Much Ado About . . . Sleeves?

I'm reading Anne of Green Gables to Bianca--one chapter every night before bed (two if Eric isn't home from work yet to read Harry Potter to her). I'm also reading Romeo and Juliet [This one is because after I read A Tree Grows in Brooklyn, the mom in that book always read to the main character from two books each night--The Bible and Shakespeare; after that, I decided that of course I had to implement this into our bedtime routine. Bianca gets to pick which "Shakespeare" she wants next. We've read Midsummer Night's Dream, Tempest, her namesake The Taming of the Shrew, and about eight others already. I'm sure she doesn't really understand what's going on, but it doesn't hurt anything to expose her to the old English while she's young.] But back to Anne, I admit that I've never read Anne of Green Gables before. And I'm loving it!

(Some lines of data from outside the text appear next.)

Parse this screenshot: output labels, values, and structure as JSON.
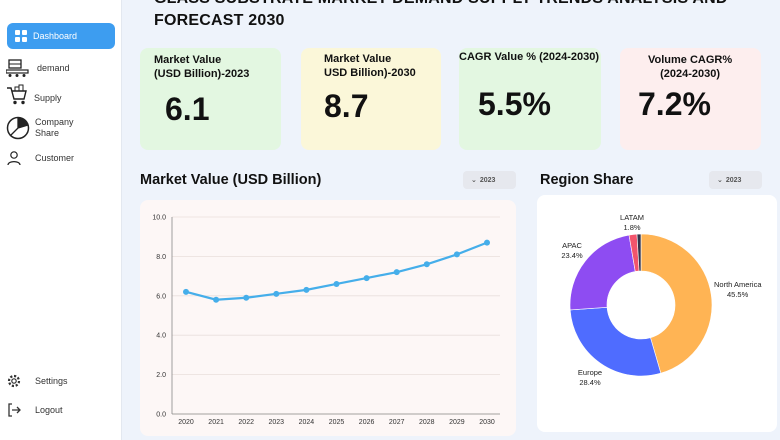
{
  "header": {
    "title_line1": "GLASS SUBSTRATE MARKET DEMAND SUPPLY TRENDS ANALYSIS AND",
    "title_line2": "FORECAST 2030"
  },
  "sidebar": {
    "items": [
      {
        "label": "Dashboard",
        "icon": "grid-icon"
      },
      {
        "label": "demand",
        "icon": "conveyor-icon"
      },
      {
        "label": "Supply",
        "icon": "cart-icon"
      },
      {
        "label": "Company\nShare",
        "icon": "pie-chart-icon"
      },
      {
        "label": "Customer",
        "icon": "user-icon"
      },
      {
        "label": "Settings",
        "icon": "gear-icon"
      },
      {
        "label": "Logout",
        "icon": "logout-icon"
      }
    ]
  },
  "cards": [
    {
      "label": "Market Value\n(USD Billion)-2023",
      "value": "6.1",
      "color": "#e3f7e1"
    },
    {
      "label": "Market Value\nUSD Billion)-2030",
      "value": "8.7",
      "color": "#fbf7d9"
    },
    {
      "label": "CAGR  Value % (2024-2030)",
      "value": "5.5%",
      "color": "#e3f7e1"
    },
    {
      "label": "Volume CAGR%\n(2024-2030)",
      "value": "7.2%",
      "color": "#fdeeee"
    }
  ],
  "market_section": {
    "title": "Market Value (USD Billion)",
    "year": "2023"
  },
  "region_section": {
    "title": "Region Share",
    "year": "2023"
  },
  "chart_data": [
    {
      "type": "line",
      "x": [
        "2020",
        "2021",
        "2022",
        "2023",
        "2024",
        "2025",
        "2026",
        "2027",
        "2028",
        "2029",
        "2030"
      ],
      "series": [
        {
          "values": [
            6.2,
            5.8,
            5.9,
            6.1,
            6.3,
            6.6,
            6.9,
            7.2,
            7.6,
            8.1,
            8.7
          ],
          "color": "#45aeea"
        }
      ],
      "ylim": [
        0,
        10
      ],
      "yticks": [
        "0.0",
        "2.0",
        "4.0",
        "6.0",
        "8.0",
        "10.0"
      ],
      "grid": true
    },
    {
      "type": "pie",
      "donut": true,
      "slices": [
        {
          "label": "North America",
          "value": 45.5,
          "pct": "45.5%",
          "color": "#ffb454"
        },
        {
          "label": "Europe",
          "value": 28.4,
          "pct": "28.4%",
          "color": "#4f6cff"
        },
        {
          "label": "APAC",
          "value": 23.4,
          "pct": "23.4%",
          "color": "#8e4cf2"
        },
        {
          "label": "LATAM",
          "value": 1.8,
          "pct": "1.8%",
          "color": "#f2556c"
        },
        {
          "label": "",
          "value": 0.9,
          "pct": "",
          "color": "#33334a"
        }
      ]
    }
  ]
}
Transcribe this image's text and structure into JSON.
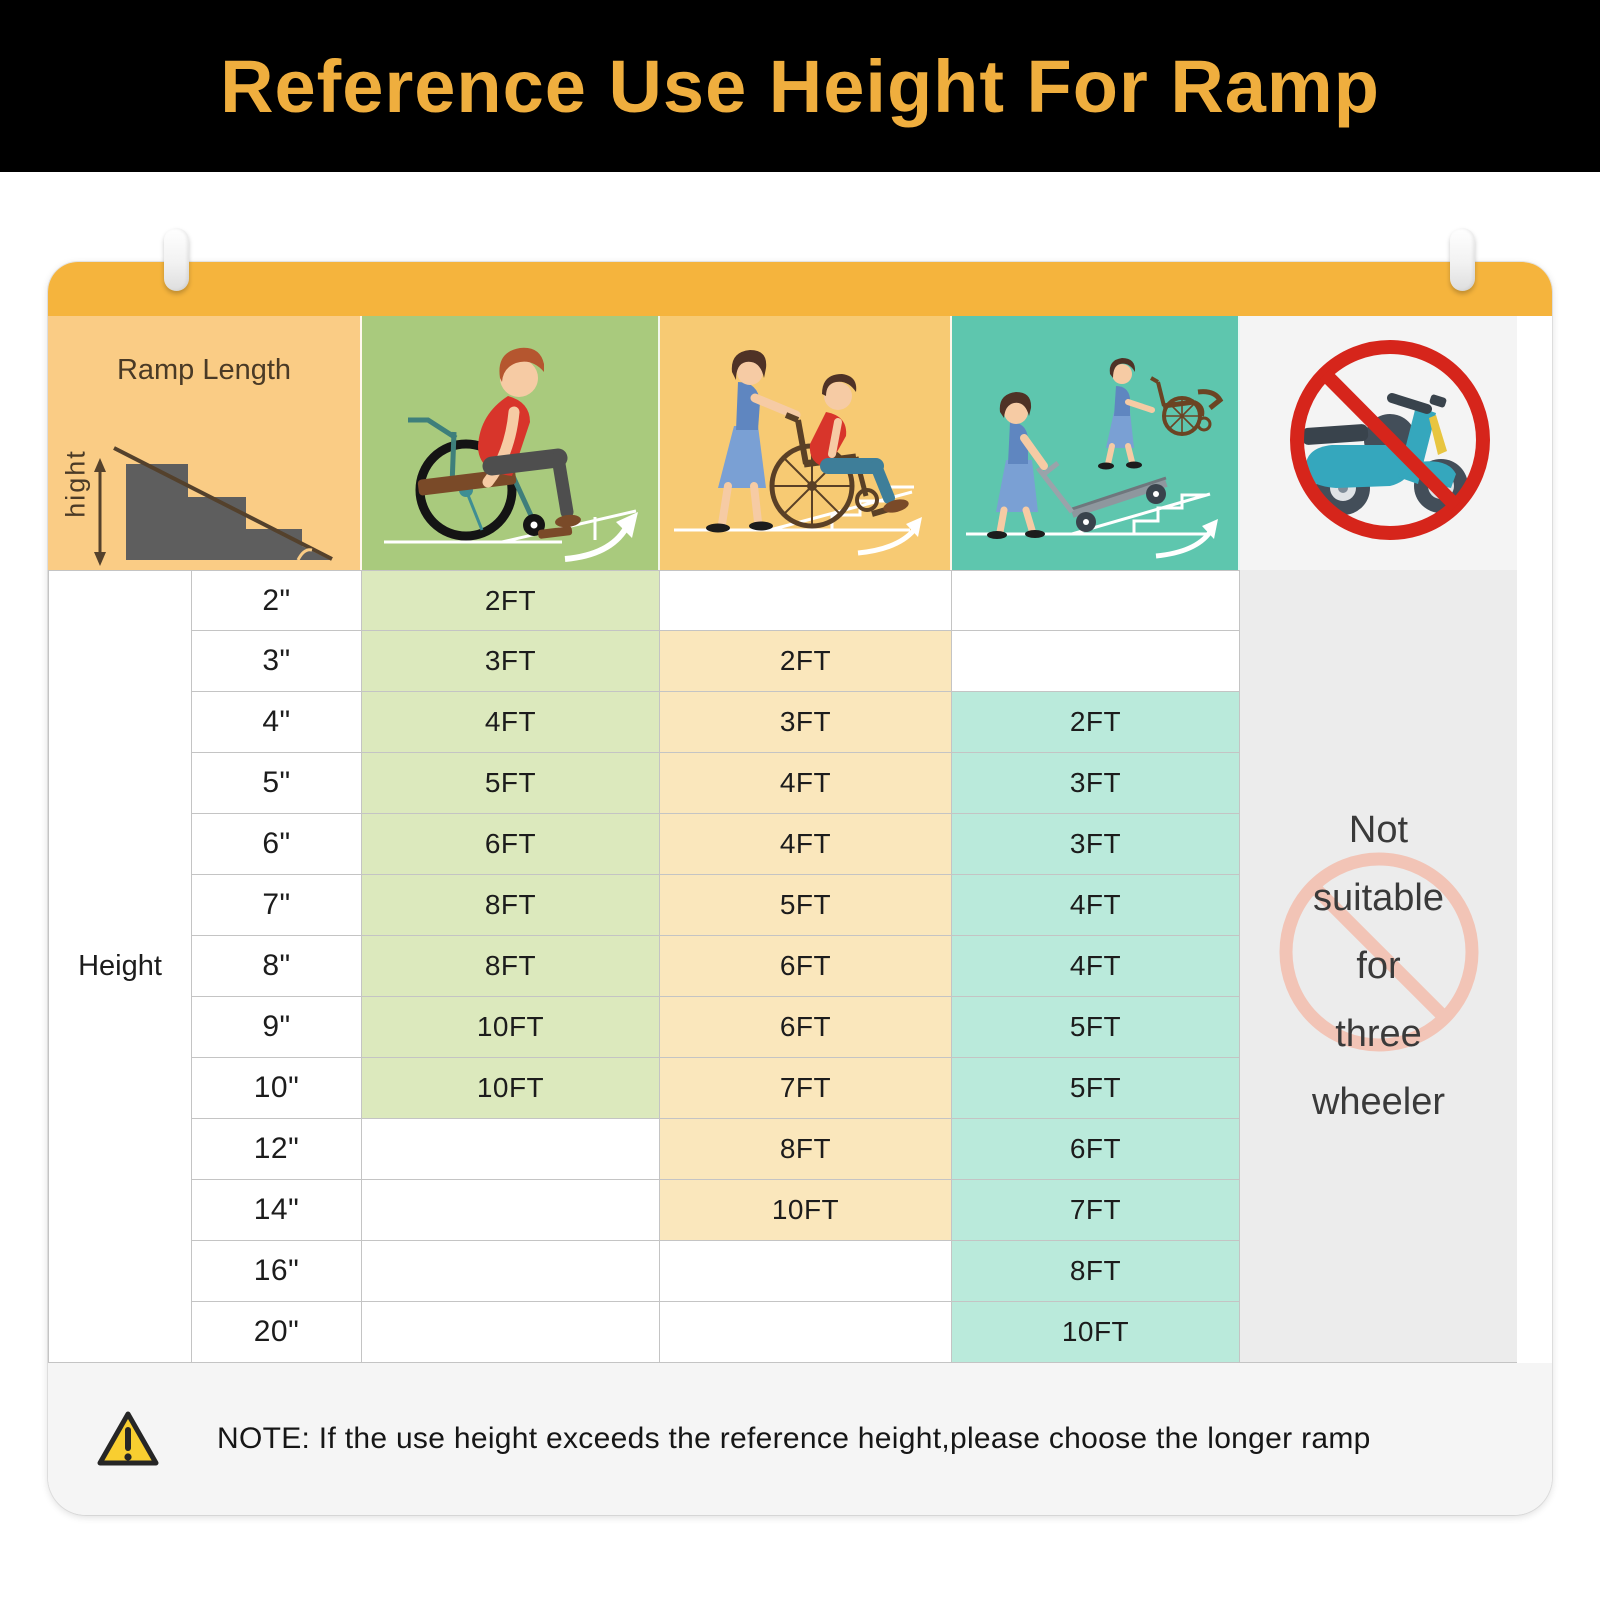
{
  "title": "Reference Use Height For Ramp",
  "header": {
    "ramp_length_label": "Ramp Length",
    "height_axis_label": "hight",
    "column_icons": [
      "ramp-diagram",
      "wheelchair-self-icon",
      "wheelchair-assisted-icon",
      "hand-truck-icon",
      "no-scooter-icon"
    ]
  },
  "table": {
    "row_header_label": "Height"
  },
  "not_suitable": {
    "lines": [
      "Not",
      "suitable",
      "for",
      "three",
      "wheeler"
    ]
  },
  "note": {
    "icon": "warning-triangle-icon",
    "text": "NOTE: If the use height exceeds the reference height,please choose the longer ramp"
  },
  "colors": {
    "title_yellow": "#EFAE3E",
    "bar_orange": "#F5B43D",
    "header_peach": "#FACC85",
    "header_green": "#A9CA7D",
    "cell_green": "#DCE9BD",
    "header_orange": "#F7CA73",
    "cell_orange": "#FAE7BC",
    "header_teal": "#5EC6AE",
    "cell_teal": "#BAEADB",
    "prohibit_red": "#D6251B",
    "watermark_pink": "#F2C4B6",
    "warning_yellow": "#F8CE30"
  },
  "chart_data": {
    "type": "table",
    "title": "Reference Use Height For Ramp",
    "row_header": "Height",
    "column_header": "Ramp Length",
    "heights": [
      "2\"",
      "3\"",
      "4\"",
      "5\"",
      "6\"",
      "7\"",
      "8\"",
      "9\"",
      "10\"",
      "12\"",
      "14\"",
      "16\"",
      "20\""
    ],
    "series": [
      {
        "name": "wheelchair-self-propelled",
        "values": [
          "2FT",
          "3FT",
          "4FT",
          "5FT",
          "6FT",
          "8FT",
          "8FT",
          "10FT",
          "10FT",
          "",
          "",
          "",
          ""
        ]
      },
      {
        "name": "wheelchair-assisted",
        "values": [
          "",
          "2FT",
          "3FT",
          "4FT",
          "4FT",
          "5FT",
          "6FT",
          "6FT",
          "7FT",
          "8FT",
          "10FT",
          "",
          ""
        ]
      },
      {
        "name": "hand-truck",
        "values": [
          "",
          "",
          "2FT",
          "3FT",
          "3FT",
          "4FT",
          "4FT",
          "5FT",
          "5FT",
          "6FT",
          "7FT",
          "8FT",
          "10FT"
        ]
      },
      {
        "name": "three-wheeler",
        "values": "Not suitable for three wheeler"
      }
    ]
  }
}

Okay, so lately, I've been enthralled with all the talk about puffed sleeves going on in the Cuthbert home. Bianca has a "Anne of Green Gables" coloring book that she fills in as I read to her that showed a picture of Anne's new dress with "puffed sleeves" Matthew Cuthbert insisted on. It had four bunches of puffiness--a quadruple puff--each accented with a bow! It made me laugh when Marilla told Anne that there was more material around the sleeves than around the waist. And I'm embarrassed to admit that I actually cried--yes, real tears--when Anne was so overjoyed on Christmas morning to see her dress with the puffed sleeves. It was all she ever wanted.

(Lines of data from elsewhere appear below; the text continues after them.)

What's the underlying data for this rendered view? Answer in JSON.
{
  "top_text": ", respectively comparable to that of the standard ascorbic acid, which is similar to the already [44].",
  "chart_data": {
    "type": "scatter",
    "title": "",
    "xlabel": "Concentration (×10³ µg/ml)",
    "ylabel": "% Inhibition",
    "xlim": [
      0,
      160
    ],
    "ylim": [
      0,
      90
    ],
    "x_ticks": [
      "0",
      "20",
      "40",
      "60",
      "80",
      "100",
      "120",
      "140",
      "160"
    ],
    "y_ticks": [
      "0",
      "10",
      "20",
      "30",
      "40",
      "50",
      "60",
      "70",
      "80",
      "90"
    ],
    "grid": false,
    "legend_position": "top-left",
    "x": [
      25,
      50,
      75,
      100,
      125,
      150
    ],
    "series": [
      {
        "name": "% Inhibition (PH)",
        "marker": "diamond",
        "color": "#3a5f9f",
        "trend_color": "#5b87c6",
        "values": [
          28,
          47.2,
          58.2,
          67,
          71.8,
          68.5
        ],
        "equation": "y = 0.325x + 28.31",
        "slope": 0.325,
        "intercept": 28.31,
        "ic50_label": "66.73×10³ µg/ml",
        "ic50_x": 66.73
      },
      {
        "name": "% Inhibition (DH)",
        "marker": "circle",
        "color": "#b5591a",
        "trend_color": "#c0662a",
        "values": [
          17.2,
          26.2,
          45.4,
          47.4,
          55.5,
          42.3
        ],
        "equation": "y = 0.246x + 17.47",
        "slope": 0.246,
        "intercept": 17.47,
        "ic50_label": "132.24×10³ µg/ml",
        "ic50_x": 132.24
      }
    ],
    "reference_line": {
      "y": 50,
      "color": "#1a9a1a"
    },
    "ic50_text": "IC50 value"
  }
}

Which brings me another embarrassing point: I've been infatuated with sleeves lately too. I don't know what it is. Normally I don't care that much about clothes, as long as I'm not out of style I'm good. But I've been fixating on all the fun sleeves you can find on tops and sweaters right now--lantern sleeves, poet sleeves, Juliet sleeves. As Anne would say, they just sound so romantic. How can you not feel poetic while wearing poet sleeves--or better yet, more romantic than wearing Juliet sleeves? As I've been watching Masterpiece Theatre of the Jane Austen movies, the styles they wear is strangely similar to what's "in" right now. It's scary how much I've been buying for myself, and I can't seem to walk by the Juliet sleeves without stopping and looking, manytimes buying.

I know this is just a phase. I'll get over my fascination with sleeves, hopefully Anne does too. [We're not finished with the book yet.] Then I can get back to not caring about clothes and not spending so much on them.

But when these sleeves do go out--and I'm sure they'll date themselves so quickly it'll make my head spin--I don't think I'll be able to bear putting them away. Couldn't I just be that crazy Jane-Austen-loving lady who wears the Juliet sleeves all the time?